Je n’ai jamais vu mon père pleurer. Même pas aux enterrements. Ça vient peut-être de là.

Qu’est-ce que tu attends de la prochaine génération ?
Je crois que les gens acceptent de plus en plus le fait d’être vulnérables. Et la prochaine génération trouvera sans doute plus normal de voir un homme pleurer. Mais on n’y est pas encore. Certains de mes amis auront plus de facilités à partager un moment avec un étranger rencontré dans un café, ou ils iront chercher de l’aide sur le net plutôt que de se tourner vers un proche. Ils essaient de trouver un lieu sûr, où on ne va pas les juger.

Ajay, 22 ans

Ajay

Ajay

Quand est-ce que tu as pleuré pour la dernière fois ?
Il y a environ six mois. J’étais allé rendre visite à mon père, à New York. Il vit là-bas avec ma petite sœur qui a 18 ans. On a eu quelques petits soucis familiaux à cette période et, finalement, j’ai dû rentrer à la maison. C’était très dur pour moi de laisser ma sœur là-bas. Je me suis senti coupable parce que je suis son grand frère, et je ne peux pas prendre soin d’elle quand elle est si loin.

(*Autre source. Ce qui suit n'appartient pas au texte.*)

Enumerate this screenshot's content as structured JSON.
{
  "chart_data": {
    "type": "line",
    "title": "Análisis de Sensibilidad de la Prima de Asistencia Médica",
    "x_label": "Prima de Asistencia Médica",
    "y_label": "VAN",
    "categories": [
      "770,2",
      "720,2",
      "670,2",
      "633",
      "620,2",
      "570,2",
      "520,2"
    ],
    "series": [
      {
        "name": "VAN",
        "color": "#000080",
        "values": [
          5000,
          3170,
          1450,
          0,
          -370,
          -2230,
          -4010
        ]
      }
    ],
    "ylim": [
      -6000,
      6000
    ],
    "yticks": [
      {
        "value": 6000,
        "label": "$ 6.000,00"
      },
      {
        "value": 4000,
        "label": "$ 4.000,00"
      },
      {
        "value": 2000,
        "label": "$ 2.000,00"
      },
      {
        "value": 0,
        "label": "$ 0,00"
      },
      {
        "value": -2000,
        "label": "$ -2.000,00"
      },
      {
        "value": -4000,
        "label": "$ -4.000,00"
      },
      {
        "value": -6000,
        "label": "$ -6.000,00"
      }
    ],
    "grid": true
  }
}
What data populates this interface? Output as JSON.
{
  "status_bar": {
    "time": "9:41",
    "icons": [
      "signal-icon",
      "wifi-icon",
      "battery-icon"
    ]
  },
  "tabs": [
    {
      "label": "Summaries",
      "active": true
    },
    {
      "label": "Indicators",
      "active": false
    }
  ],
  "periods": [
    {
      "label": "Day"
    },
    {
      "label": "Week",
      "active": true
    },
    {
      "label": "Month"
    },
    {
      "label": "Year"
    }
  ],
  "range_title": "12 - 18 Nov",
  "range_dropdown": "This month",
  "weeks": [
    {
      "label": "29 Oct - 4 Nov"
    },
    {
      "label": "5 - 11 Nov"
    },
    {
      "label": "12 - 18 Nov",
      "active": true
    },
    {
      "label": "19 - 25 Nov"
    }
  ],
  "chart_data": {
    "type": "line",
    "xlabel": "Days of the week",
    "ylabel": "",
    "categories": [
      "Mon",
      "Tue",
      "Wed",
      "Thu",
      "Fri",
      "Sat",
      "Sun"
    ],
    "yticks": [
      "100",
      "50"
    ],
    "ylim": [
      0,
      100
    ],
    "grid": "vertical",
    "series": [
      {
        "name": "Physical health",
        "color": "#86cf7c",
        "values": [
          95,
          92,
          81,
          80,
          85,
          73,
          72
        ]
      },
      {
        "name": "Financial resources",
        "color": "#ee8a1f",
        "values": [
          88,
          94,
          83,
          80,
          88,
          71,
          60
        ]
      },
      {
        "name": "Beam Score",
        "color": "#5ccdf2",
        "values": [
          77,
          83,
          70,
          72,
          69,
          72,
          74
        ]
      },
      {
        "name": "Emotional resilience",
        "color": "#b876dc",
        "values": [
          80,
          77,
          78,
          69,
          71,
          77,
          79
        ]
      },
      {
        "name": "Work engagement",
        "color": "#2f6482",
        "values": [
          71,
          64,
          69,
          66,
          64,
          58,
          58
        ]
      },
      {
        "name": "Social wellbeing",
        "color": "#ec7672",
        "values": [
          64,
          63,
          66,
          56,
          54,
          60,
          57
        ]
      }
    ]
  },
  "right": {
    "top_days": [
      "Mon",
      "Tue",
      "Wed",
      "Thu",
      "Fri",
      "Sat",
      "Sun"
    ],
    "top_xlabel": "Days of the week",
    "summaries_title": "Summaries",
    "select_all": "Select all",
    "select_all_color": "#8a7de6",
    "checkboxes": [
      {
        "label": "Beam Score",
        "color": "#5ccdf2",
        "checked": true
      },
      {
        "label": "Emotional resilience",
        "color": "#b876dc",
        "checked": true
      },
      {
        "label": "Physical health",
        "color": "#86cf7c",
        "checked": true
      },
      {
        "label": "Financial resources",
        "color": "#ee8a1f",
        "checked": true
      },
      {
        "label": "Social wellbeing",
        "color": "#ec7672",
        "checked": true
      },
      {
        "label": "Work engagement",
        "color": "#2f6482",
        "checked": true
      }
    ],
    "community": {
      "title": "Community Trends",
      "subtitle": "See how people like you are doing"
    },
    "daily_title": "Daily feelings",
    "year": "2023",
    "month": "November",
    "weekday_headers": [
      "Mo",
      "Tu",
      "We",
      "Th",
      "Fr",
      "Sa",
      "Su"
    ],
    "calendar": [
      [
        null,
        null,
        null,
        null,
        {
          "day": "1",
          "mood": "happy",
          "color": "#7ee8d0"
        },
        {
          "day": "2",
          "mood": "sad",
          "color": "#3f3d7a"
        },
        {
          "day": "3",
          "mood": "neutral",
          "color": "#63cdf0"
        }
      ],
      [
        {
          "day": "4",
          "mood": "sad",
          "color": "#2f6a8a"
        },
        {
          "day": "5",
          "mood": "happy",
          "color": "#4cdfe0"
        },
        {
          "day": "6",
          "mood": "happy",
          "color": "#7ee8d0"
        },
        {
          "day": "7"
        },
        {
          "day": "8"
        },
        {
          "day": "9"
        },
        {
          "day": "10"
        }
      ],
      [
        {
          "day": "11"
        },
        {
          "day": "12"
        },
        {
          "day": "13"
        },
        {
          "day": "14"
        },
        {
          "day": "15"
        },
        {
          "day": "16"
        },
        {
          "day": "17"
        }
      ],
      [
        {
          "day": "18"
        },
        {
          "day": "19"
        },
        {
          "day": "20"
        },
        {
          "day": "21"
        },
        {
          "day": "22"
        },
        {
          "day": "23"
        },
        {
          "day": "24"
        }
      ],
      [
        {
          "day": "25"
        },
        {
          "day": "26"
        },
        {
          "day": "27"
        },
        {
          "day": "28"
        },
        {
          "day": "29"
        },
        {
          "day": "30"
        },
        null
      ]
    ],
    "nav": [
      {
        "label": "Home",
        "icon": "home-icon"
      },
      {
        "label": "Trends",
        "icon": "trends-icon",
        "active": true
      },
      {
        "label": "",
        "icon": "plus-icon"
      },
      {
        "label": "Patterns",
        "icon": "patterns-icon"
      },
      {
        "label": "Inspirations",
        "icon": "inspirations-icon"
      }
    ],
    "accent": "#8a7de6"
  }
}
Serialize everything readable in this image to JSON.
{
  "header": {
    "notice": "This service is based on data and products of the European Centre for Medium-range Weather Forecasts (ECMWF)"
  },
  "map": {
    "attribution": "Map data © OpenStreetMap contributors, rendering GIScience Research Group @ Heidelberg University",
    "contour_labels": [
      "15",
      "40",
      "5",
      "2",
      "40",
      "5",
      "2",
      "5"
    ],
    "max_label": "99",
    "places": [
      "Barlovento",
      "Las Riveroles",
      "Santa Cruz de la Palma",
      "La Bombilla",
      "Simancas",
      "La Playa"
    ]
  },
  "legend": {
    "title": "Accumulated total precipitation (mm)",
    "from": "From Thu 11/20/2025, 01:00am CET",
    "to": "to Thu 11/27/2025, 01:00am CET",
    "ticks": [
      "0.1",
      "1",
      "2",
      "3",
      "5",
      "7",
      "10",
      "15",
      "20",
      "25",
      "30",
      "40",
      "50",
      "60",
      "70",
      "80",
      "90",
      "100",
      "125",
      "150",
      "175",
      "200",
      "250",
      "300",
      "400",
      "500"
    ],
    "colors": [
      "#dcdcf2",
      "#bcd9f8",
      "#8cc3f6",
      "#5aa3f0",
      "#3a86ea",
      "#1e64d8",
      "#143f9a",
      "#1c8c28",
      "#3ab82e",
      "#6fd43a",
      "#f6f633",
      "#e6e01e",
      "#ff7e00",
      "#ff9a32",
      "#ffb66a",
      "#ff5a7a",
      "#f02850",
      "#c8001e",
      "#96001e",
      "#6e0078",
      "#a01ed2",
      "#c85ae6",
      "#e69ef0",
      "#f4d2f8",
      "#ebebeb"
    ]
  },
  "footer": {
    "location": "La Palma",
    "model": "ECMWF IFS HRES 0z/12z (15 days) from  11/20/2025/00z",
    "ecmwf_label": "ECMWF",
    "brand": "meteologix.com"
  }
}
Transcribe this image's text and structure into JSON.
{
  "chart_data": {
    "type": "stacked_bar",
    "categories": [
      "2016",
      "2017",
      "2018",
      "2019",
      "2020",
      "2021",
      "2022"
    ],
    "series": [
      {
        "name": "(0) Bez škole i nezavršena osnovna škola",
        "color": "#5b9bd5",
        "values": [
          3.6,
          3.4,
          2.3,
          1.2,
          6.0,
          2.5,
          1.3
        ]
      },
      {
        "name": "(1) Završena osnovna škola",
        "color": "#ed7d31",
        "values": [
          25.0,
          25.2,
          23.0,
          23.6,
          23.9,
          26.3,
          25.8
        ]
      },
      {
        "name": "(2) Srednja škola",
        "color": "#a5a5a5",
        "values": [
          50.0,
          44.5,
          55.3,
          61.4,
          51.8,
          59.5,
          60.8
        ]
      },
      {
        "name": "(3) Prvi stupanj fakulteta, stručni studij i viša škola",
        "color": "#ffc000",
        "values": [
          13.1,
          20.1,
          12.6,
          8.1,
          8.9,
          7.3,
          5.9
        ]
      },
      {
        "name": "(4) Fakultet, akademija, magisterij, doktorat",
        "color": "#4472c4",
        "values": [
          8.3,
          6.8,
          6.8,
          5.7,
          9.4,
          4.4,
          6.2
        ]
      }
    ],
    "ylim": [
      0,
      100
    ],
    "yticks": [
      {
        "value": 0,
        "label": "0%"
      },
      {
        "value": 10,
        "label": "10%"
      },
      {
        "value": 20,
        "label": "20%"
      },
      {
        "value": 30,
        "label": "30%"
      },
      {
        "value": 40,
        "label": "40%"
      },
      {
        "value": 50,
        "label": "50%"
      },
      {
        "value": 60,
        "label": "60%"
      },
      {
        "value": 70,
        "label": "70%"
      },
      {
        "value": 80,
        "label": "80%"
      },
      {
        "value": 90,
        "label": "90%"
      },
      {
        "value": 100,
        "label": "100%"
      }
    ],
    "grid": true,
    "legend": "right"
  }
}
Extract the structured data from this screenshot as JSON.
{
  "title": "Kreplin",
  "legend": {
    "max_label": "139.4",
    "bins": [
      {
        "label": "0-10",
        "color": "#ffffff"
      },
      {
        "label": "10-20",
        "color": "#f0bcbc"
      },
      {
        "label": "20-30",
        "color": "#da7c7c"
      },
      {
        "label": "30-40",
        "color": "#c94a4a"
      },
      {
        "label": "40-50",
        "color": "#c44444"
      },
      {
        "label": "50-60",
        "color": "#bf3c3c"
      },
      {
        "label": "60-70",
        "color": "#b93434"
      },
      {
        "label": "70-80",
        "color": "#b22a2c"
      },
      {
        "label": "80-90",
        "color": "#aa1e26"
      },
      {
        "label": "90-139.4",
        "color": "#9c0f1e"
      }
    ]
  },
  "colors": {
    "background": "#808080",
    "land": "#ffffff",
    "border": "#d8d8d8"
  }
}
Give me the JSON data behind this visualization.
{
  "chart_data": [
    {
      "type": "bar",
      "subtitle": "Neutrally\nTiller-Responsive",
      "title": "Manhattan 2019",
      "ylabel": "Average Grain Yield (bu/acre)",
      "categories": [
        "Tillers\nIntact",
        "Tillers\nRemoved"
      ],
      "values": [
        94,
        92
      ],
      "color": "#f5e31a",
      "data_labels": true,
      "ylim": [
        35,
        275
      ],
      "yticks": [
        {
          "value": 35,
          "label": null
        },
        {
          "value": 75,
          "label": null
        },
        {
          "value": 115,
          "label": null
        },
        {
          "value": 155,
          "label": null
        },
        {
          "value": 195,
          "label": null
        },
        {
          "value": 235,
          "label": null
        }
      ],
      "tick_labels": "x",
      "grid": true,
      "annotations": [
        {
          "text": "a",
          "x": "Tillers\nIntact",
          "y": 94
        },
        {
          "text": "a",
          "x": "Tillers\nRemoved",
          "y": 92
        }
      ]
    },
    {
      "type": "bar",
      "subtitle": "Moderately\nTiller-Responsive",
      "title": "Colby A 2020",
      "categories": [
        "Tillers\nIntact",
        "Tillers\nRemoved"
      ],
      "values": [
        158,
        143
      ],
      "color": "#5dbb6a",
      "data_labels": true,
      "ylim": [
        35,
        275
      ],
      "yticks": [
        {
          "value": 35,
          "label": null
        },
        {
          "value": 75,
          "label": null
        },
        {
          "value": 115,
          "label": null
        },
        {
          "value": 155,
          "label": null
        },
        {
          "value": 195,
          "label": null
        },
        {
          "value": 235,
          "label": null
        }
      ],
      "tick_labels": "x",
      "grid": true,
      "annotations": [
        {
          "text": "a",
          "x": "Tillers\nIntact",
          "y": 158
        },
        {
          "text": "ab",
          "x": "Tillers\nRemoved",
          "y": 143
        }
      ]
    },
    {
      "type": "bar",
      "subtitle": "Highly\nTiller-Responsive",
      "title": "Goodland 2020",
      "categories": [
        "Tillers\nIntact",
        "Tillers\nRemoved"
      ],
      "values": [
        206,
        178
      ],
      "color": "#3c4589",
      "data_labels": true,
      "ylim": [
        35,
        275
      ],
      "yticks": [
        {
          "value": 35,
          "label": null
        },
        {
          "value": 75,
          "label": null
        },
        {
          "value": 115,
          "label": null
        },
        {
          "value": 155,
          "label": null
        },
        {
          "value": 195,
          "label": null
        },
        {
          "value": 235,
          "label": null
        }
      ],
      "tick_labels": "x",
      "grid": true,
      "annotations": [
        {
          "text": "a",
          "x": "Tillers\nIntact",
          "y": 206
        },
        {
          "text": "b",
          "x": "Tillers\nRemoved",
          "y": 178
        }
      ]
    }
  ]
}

En général, tu as le sentiment que tu peux pleurer si tu en as besoin ?
Oui, mais je garde tout à l’intérieur quand je suis en famille. Quand je suis chez mon père à New York, par exemple, au moment de partir, quand on est sur le pas de la porte, je sens bien que d’une seconde à l’autre, quelqu’un peut commencer à pleurer. Comme je suis le grand frère, je ne veux pas être le premier à pleurer, parce que je sais que les autres suivront.

C’est une grosse responsabilité…
Ouais, mais c’est ça d’être le grand frère. Tu n’as pas envie d’être celui qui va ouvrir les vannes et commencer à pleurer devant tout le monde. C’est un rôle que j’ai décidé d’assumer parce que je veux protéger ma sœur.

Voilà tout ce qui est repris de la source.